Dackenheim
Lange Debatte um Ausbau der K2 mit neuer Bahnbrücke
Anlass war der Erörterungstermin im Planfeststellungsverfahren, der wegen der großen Anzahl an Einwendungen – laut LBM waren es rund 160 – in der Salierhalle stattfand (wir berichteten am Dienstag). Gekommen waren am Donnerstag rund 70 Bürger. Etwa zehn meldeten sich immer wieder zu Wort und versuchten, die Argumente der Planungsvertreter zu widerlegen. Beispiel Bahnbrücke, die 1914 erbaut wurde: Sie soll nach Angaben von Sebastian Ottrembka (Deutsche Bahn) durch eine Standard-Konstruktion ersetzt werden, wie sie zuletzt in Erpolzheim aufgebaut wurde. Eine reine Sanierung sei dagegen nicht wirtschaftlich. Die Breite und Höhe des neuen Bauwerks ergebe sich letztlich durch die Anforderung des LBM an die Straße.
Hier gibt es nach Meinung des Speyerer LBM-Leiters Martin Schafft nicht nur wegen der Instabilität der Lösshohl „dringenden Verbesserungsbedarf“. So sei Gegenverkehr erst sehr spät erkennbar. Die Straße werde mit einer Breite von sechs Metern geplant, dies reiche für den Begegnungsverkehr, wenn dieser seine Geschwindigkeit entsprechend anpasse. Um gängigen Richtlinien beim Straßenbau zu entsprechen, müsse die Trasse etwa einen Meter tiefer gelegt werden. Damit werde eine Durchfahrtshöhe unter der Brücke von 4,50 Meter erreicht.
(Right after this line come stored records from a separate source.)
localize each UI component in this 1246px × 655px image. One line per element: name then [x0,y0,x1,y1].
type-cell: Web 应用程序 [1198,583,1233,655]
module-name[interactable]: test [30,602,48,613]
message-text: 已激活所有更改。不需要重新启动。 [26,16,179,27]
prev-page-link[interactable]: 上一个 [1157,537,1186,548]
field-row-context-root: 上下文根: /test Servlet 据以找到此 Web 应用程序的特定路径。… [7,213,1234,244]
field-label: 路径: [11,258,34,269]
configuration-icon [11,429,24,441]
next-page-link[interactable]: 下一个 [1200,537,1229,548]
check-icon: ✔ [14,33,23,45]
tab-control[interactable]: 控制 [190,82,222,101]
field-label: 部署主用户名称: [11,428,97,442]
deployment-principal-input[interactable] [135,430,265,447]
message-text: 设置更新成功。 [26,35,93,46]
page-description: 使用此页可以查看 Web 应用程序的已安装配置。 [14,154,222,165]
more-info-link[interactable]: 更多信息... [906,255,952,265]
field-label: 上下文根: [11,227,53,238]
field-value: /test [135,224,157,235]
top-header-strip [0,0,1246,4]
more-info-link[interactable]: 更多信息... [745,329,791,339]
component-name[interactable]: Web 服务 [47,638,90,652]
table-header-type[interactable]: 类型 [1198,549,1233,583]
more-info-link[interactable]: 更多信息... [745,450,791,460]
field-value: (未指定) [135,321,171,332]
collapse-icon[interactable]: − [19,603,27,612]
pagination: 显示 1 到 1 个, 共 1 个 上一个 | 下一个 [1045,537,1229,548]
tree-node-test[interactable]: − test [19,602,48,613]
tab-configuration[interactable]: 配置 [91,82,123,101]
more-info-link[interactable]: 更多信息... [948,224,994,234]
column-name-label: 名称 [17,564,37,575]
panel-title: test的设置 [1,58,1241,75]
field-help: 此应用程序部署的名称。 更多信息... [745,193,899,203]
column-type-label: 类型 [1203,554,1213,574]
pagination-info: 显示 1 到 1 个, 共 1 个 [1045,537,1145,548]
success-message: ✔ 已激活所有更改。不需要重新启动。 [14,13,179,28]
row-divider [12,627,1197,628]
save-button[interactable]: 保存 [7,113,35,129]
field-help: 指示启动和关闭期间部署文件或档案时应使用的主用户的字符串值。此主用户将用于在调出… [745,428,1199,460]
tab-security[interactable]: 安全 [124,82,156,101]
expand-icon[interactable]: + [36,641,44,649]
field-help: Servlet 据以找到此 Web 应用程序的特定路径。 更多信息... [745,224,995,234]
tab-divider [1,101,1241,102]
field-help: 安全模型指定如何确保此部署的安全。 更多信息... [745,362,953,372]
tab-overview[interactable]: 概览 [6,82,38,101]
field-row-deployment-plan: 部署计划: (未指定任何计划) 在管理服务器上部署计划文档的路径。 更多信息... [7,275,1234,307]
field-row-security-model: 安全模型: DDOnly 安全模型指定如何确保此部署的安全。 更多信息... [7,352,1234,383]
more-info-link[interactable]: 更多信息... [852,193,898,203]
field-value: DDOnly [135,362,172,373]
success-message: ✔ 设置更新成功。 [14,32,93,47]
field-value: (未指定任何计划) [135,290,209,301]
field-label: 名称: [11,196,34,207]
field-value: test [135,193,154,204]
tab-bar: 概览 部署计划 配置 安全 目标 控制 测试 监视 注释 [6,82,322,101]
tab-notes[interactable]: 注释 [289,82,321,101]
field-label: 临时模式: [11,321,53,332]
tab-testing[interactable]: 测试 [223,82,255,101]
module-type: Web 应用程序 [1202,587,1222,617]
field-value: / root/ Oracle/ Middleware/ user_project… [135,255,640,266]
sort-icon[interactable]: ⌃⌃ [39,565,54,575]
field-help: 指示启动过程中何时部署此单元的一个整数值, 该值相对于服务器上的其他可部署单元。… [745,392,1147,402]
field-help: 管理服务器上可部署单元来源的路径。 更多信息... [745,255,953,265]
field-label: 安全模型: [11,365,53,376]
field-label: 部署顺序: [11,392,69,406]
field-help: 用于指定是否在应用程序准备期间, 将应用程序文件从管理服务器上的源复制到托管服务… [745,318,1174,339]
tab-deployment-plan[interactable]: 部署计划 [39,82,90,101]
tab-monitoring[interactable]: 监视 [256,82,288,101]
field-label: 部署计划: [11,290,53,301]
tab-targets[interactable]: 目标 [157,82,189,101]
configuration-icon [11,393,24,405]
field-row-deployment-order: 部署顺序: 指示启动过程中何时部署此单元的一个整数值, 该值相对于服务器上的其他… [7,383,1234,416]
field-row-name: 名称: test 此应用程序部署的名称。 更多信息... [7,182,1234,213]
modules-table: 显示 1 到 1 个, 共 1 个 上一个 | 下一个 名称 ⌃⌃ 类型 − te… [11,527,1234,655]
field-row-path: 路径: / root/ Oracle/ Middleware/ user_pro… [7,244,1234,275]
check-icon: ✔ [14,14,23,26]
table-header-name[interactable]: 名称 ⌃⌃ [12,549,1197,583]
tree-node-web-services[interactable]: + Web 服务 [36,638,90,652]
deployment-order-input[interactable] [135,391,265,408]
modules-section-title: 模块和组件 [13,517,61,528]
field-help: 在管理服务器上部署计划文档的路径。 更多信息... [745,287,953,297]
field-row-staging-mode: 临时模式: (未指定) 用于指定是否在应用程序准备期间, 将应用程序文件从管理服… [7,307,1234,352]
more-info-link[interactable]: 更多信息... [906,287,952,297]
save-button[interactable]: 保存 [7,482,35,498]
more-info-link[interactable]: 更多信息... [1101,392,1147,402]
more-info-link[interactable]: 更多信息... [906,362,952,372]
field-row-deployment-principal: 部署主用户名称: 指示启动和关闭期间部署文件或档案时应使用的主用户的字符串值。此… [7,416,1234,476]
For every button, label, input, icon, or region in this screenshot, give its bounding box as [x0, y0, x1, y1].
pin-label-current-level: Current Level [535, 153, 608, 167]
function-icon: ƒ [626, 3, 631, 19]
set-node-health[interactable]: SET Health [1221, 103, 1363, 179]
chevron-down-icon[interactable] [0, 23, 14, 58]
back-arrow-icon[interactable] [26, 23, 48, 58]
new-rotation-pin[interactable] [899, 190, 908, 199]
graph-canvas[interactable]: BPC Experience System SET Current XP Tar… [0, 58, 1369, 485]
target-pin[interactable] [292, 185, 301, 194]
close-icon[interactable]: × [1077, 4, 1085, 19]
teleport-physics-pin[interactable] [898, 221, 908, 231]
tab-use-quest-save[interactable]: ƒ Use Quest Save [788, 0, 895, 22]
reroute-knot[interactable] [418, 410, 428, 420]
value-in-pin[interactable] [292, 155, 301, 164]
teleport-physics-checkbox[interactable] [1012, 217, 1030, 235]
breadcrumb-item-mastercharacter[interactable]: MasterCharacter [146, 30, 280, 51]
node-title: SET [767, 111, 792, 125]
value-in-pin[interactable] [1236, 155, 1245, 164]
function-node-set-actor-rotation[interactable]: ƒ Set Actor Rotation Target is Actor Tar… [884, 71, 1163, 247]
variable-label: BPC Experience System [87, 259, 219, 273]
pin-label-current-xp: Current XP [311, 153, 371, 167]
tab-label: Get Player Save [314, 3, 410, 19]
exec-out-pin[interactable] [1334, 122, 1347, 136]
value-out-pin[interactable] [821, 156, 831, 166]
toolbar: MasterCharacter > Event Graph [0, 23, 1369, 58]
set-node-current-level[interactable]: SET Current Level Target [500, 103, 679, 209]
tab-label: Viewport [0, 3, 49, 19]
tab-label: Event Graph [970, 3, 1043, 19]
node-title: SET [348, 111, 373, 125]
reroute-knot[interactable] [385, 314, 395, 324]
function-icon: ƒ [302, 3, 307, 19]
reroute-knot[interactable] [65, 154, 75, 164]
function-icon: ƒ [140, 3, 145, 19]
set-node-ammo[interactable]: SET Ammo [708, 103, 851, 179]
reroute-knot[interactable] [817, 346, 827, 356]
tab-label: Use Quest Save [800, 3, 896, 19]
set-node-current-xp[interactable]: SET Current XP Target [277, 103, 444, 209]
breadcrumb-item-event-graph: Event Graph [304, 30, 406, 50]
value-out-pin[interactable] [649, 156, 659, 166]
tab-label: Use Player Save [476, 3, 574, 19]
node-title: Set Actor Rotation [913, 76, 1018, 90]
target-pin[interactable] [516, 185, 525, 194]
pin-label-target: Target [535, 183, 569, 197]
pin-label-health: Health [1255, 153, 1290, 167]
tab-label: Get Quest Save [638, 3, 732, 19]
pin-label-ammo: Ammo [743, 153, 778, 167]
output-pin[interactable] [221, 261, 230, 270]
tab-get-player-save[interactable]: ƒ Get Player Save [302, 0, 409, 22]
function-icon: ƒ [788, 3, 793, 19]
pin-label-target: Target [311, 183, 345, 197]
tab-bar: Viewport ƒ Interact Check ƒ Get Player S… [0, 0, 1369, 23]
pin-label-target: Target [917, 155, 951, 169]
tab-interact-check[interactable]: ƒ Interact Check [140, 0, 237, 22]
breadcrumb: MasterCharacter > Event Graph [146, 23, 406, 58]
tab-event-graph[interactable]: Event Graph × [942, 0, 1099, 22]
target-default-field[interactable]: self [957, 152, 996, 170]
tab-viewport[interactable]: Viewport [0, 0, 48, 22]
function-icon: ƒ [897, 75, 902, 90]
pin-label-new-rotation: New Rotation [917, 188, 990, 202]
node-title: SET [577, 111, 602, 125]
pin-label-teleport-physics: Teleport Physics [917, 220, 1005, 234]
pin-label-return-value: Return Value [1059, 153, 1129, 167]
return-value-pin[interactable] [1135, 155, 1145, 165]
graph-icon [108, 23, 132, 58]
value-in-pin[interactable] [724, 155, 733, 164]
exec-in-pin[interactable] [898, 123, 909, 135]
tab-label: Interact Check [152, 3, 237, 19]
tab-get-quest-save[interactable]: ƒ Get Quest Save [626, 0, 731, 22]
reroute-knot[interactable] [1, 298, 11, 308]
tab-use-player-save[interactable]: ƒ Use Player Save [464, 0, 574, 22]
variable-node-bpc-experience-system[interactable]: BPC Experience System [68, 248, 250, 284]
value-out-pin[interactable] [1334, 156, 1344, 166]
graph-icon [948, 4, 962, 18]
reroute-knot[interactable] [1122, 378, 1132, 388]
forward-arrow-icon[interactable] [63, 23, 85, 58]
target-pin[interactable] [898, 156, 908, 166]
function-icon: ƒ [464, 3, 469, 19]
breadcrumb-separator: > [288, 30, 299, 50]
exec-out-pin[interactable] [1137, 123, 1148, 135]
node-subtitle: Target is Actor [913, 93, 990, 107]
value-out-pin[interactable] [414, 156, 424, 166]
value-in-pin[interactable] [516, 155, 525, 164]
Derzeit sorgt die nur 3,70 Meter hohe Bahnbrücke dafür, dass Brummis keine Chance haben, aus Richtung Süden in den Ort zu fahren – was den Dackenheimern aber gerade recht ist.
Ein Schildbürgerstreich?
„Die Befürchtungen, dass wir für jeden Verkehr eine befahrbare Verbindung nach dem Ausbau der K2 bekommen, ist nicht der Fall“, bekräftigte Schafft. Das sieht insbesondere die Bürgerinitiative Dackenheim anders. Deren Vorsitzender Matthias Fankhänel hält es nicht für notwendig, „dass die Brücke 4,50 Meter haben muss“. Bahnvertreter Ottrembka hat jedoch Sicherheitsbedenken, wenn die Brücke zu niedrig gebaut wird und es dadurch wieder zu Schäden an dem Bauwerk kommt. Aus Sicht von Martin Schafft, der die Gesamtkosten für das Projekt auf drei Millionen Euro schätzt, käme es einem „Schildbürgerstreich“ gleich, wenn man eine Hilfskonstruktion bauen würde, die keinen Bestand in der Zukunft habe.
Bürgerinitiative sieht Eingriff in Lösshohl-Struktur
Hans Friedrich kritisierte, dass man mehrmals auf notwendige Pflegemaßnahmen für die Lösshohl aufmerksam gemacht habe, aber nichts passiert sei. Womöglich hätte man ein Eingreifen in die Struktur der Lösshohl damit verhindern können. Das Naturdenkmal Lösshohl ist inzwischen in seiner Stabilität gefährdet, wie der Hangrutsch vom Sommer gezeigt hat.
Aus Sicht des LBM sowie der Struktur- und Genehmigungsdirektion entstehen durch die Variante, die ein Versetzen der linken Steilwand (Richtung Dackenheim) nach Südwesten vorsieht, keine Nachteile für das Landschaftsbild. Das sieht die Bürgerinitiative anders.
Kommentar: Harter Schlagabtausch
Um die 460 Meter auf der K2 in
Dackenheim auszubauen,
brauchen die Behörden noch
einen langen Atem.
Die Dackenheimer Bürger haben sich am Donnerstag mit den Vertretern von LBM und der Bahn einen harten Schlagabtausch geliefert. Ob die mit etwas über 400 Einwohnern kleinste Gemeinde im Landkreis sich aber gegen die mächtigen Planungs- und Genehmigungsbehörden durchsetzen kann? Der LBM, so wurde am Donnerstag schnell deutlich, wird nach dem Motto „Wenn Ausbau der K2, dann aber auch richtig“ nicht von seinen Richtlinien bei der Planung abrücken. Dies will die Bürgerinitiative aus Angst um den Erhalt der Lösshohl und die Zunahme des Schwerlastverkehrs unbedingt verhindern.
Der Planfeststellungsbeschluss für das Millionenprojekt soll zur Jahresmitte 2022 vorliegen. Es dürfte bereits jetzt schon klar sein, dass die Bürgerinitiative auch vor dem Klageweg nicht zurückschrecken wird, um das Projekt in seiner jetzigen Form zu verhindern.